Over the weekend, I lugged rocks and tree branches, five adults, picnic gear and not once was I wanting for more of anything. Well, that’s not entirely true. Here I go again knocking on Honda’s door…
The only thing I longed for with the Frontier was an in-bed trunk as found in the clever yet unloved Honda Ridgeline
. With five people on board, trivial items like bags, spare shoes and chairs were tied down in the bed, exposed to the elements. Had I been with a Ridgeline, most of these items would have been stored in the trunk.
|2012 Nissan Frontier (Photo: Mathieu St-Pierre)
Could it be that Honda is, once again, ahead of itself? I clearly recall thinking, along with like-minded auto journos at the launch of Honda’s first pickup, that every truck builder was going to imitate the Ridgeline’s in-bed trunk. The truck was launched in early 2005; it’s been seven years and still no copycats.
Regardless, it never fails that a pickup quickly becomes a useful friend. If not that, it’ll make you new friends in very little time. There’s no denying that a pickup is more practical than the sum of its parts. These days, these rigs are not only capable but comfortable and quite accommodating. The three adult females sitting in the rear of the Frontier made fewer complaints about ride comfort than they had when I tested the 2013 Mazda CX-5
. That’s saying lots.
As well, with trucks like the Ford F-150
ever more luxurious, it’s no small wonder why their popularity is not falling as we might expect, given the price of petrol. Ford figured the guzzling thing out by slapping a pair of turbos on a V6 and calling it EcoBoost. GM’s still pushing hybrid versions of the Silverado and Sierra, and diesel variants for non heavy-duty pickups have been promised. It is clear to me that pickups are not going anywhere, except perhaps in more North American driveways.
Given the draw and usefulness of these trucks, I think they have a greater role to play in our future automotive landscape than many might expect.
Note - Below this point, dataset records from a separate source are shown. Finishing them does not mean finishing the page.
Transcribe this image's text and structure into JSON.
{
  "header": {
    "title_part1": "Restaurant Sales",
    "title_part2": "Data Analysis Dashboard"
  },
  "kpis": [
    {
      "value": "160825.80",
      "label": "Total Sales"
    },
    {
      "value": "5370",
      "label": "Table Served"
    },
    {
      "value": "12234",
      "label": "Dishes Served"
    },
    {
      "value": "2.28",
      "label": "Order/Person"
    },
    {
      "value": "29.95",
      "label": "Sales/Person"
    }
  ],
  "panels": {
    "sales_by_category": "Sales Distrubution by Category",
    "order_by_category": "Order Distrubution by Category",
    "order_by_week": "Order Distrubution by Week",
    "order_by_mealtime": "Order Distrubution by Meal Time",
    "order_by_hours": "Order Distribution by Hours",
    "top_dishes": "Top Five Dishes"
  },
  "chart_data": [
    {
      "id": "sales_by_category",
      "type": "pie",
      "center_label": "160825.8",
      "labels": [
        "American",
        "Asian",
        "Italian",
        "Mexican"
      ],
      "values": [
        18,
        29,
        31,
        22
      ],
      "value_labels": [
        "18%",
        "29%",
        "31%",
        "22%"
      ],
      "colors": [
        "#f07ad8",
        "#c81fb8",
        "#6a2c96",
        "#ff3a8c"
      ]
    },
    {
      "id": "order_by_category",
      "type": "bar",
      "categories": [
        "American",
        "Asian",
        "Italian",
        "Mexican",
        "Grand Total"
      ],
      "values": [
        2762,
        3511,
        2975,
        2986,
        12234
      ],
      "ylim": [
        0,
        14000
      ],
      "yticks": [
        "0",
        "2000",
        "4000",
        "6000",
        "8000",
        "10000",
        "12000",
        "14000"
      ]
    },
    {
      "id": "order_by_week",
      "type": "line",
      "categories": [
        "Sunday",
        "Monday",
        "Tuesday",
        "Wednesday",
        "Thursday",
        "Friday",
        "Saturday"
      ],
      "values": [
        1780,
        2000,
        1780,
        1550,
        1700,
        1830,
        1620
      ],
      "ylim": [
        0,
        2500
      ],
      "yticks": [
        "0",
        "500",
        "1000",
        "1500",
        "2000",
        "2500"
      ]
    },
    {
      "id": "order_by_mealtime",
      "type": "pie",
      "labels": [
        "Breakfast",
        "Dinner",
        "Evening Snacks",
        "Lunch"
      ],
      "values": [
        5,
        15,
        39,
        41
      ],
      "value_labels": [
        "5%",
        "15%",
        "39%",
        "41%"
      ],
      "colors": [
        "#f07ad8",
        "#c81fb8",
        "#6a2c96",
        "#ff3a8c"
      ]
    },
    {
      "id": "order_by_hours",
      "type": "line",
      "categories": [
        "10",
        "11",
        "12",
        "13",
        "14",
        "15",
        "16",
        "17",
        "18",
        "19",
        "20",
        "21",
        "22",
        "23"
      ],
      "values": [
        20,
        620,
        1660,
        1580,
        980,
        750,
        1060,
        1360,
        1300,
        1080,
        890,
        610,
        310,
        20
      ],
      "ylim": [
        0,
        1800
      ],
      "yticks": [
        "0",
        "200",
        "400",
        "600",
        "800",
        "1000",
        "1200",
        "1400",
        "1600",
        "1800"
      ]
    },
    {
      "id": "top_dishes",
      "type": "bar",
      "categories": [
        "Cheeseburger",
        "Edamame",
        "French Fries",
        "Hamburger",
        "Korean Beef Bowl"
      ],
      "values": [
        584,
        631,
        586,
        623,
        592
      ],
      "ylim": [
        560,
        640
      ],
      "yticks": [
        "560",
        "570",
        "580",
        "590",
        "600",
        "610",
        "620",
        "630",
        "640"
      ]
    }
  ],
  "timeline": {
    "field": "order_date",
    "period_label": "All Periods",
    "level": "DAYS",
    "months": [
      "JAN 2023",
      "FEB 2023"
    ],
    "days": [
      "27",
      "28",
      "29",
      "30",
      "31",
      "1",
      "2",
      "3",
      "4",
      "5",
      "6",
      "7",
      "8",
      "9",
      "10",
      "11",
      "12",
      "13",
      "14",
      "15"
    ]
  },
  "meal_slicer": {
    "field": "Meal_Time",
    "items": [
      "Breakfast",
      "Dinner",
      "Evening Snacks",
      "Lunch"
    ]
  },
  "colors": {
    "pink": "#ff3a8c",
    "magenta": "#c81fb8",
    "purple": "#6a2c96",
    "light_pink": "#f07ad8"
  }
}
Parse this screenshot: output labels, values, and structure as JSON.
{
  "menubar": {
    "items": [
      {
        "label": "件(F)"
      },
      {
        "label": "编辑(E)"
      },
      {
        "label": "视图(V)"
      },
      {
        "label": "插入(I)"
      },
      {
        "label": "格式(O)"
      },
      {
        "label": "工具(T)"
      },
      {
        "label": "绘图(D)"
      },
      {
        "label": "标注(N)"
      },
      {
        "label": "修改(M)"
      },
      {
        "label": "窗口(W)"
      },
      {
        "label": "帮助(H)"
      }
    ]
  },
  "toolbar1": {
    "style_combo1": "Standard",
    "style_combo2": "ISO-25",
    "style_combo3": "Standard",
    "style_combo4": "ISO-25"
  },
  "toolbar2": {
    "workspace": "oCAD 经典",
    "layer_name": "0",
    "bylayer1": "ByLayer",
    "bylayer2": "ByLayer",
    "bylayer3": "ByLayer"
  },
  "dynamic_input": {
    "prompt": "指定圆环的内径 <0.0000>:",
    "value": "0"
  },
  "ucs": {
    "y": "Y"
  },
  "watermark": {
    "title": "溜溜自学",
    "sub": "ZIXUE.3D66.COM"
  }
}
Fuel economy will be addressed with smaller turbocharged engines, electric powertrains and more hybrid variations.
As they continue to evolve, their utilitarian nature will remain but they will increasingly do a better job at being an everyday family vehicle.
My cloudy, mostly opaque crystal ball says that pickups may become the next family vehicle of choice.
First came the station wagon, then the minivan, followed by the crossover and next, the pickup? Put a cap over the bed on a crew cab model and consider the vastness of the trunk, room for five, ability to tow almost anything and capable of going almost anywhere. What more could we want?